Православные календари сообщают, что «святой и благоверный князь Андрей принял мученическую кончину от руки изменников в своем Боголюбском замке». Правда, после убийства князя замок был дочиста разграблен и сожжен восставшим народом. Характерно, что русская история не стремилась сохранить имена участников заговора против тирана. Летопись называет отдельные имена, а дореволюционные учебники истории обходились собирательным словом «дворня». За убийством князя последовала показательная казнь заговорщиков, их трупы утопили в Поганом озере.
Из этих историй можно извлечь урок. Если после убийства тиранического правителя побеждает демократическая традиция, то он объявляется тираном, а его убийцы – героями. Если утверждается деспотическая традиция, тиран объявляется мучеником, а его убийцы – злодеями и преступниками.

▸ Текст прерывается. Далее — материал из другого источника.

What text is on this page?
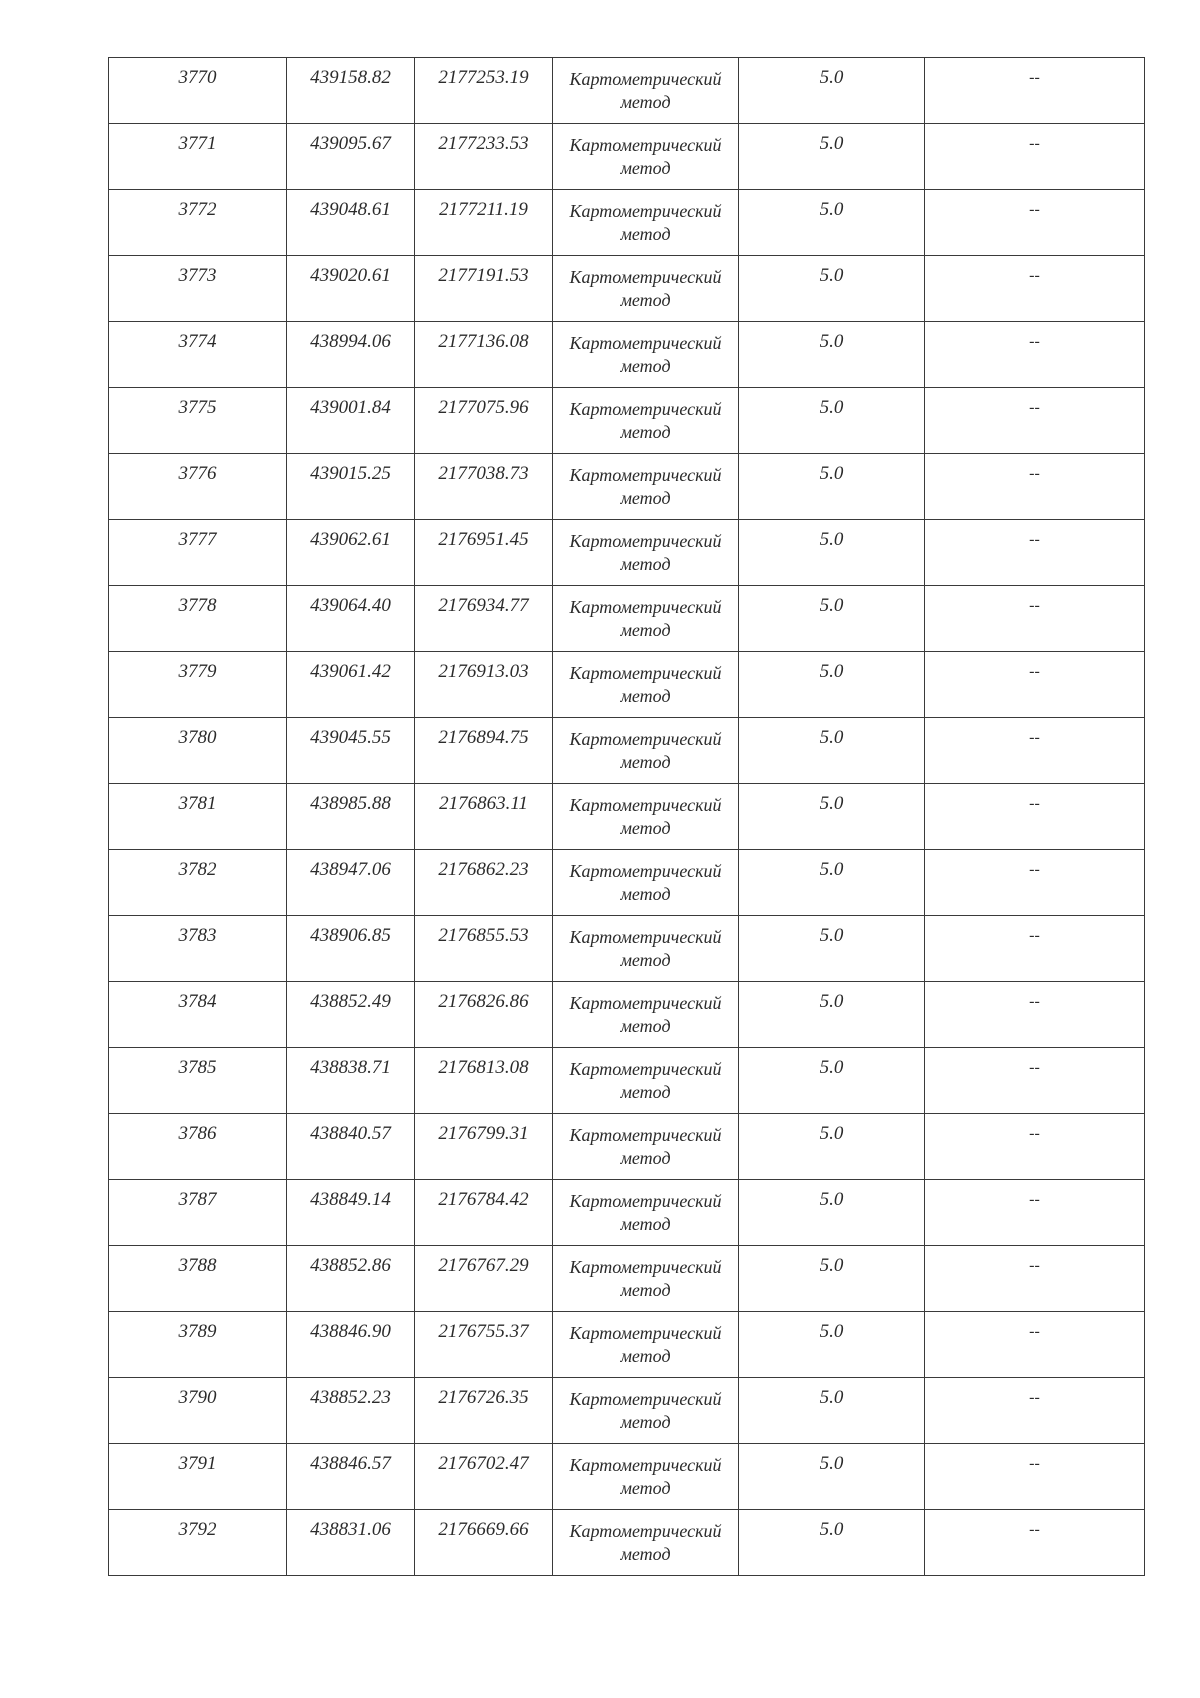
3770	439158.82	2177253.19	Картометрический метод	5.0	--
3771	439095.67	2177233.53	Картометрический метод	5.0	--
3772	439048.61	2177211.19	Картометрический метод	5.0	--
3773	439020.61	2177191.53	Картометрический метод	5.0	--
3774	438994.06	2177136.08	Картометрический метод	5.0	--
3775	439001.84	2177075.96	Картометрический метод	5.0	--
3776	439015.25	2177038.73	Картометрический метод	5.0	--
3777	439062.61	2176951.45	Картометрический метод	5.0	--
3778	439064.40	2176934.77	Картометрический метод	5.0	--
3779	439061.42	2176913.03	Картометрический метод	5.0	--
3780	439045.55	2176894.75	Картометрический метод	5.0	--
3781	438985.88	2176863.11	Картометрический метод	5.0	--
3782	438947.06	2176862.23	Картометрический метод	5.0	--
3783	438906.85	2176855.53	Картометрический метод	5.0	--
3784	438852.49	2176826.86	Картометрический метод	5.0	--
3785	438838.71	2176813.08	Картометрический метод	5.0	--
3786	438840.57	2176799.31	Картометрический метод	5.0	--
3787	438849.14	2176784.42	Картометрический метод	5.0	--
3788	438852.86	2176767.29	Картометрический метод	5.0	--
3789	438846.90	2176755.37	Картометрический метод	5.0	--
3790	438852.23	2176726.35	Картометрический метод	5.0	--
3791	438846.57	2176702.47	Картометрический метод	5.0	--
3792	438831.06	2176669.66	Картометрический метод	5.0	--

Ни один политический режим, ни одно правительство не равны народу. Правительства приходят и уходят, народы остаются. Интересы нации шире и значимее установок зашедшего в тупик авторитарного режима, который стремится утянуть народ в пропасть. В своей демагогии авторитарные лидеры представляют борьбу с диктаторским или авторитарным режимом как борьбу с народом и государством. То, что это ложь, в критические моменты истории становится понятно даже самому верноподданному обществу. Оно самоорганизуется и меняет в стране порядки. Вопрос только в том, когда это наступит в России?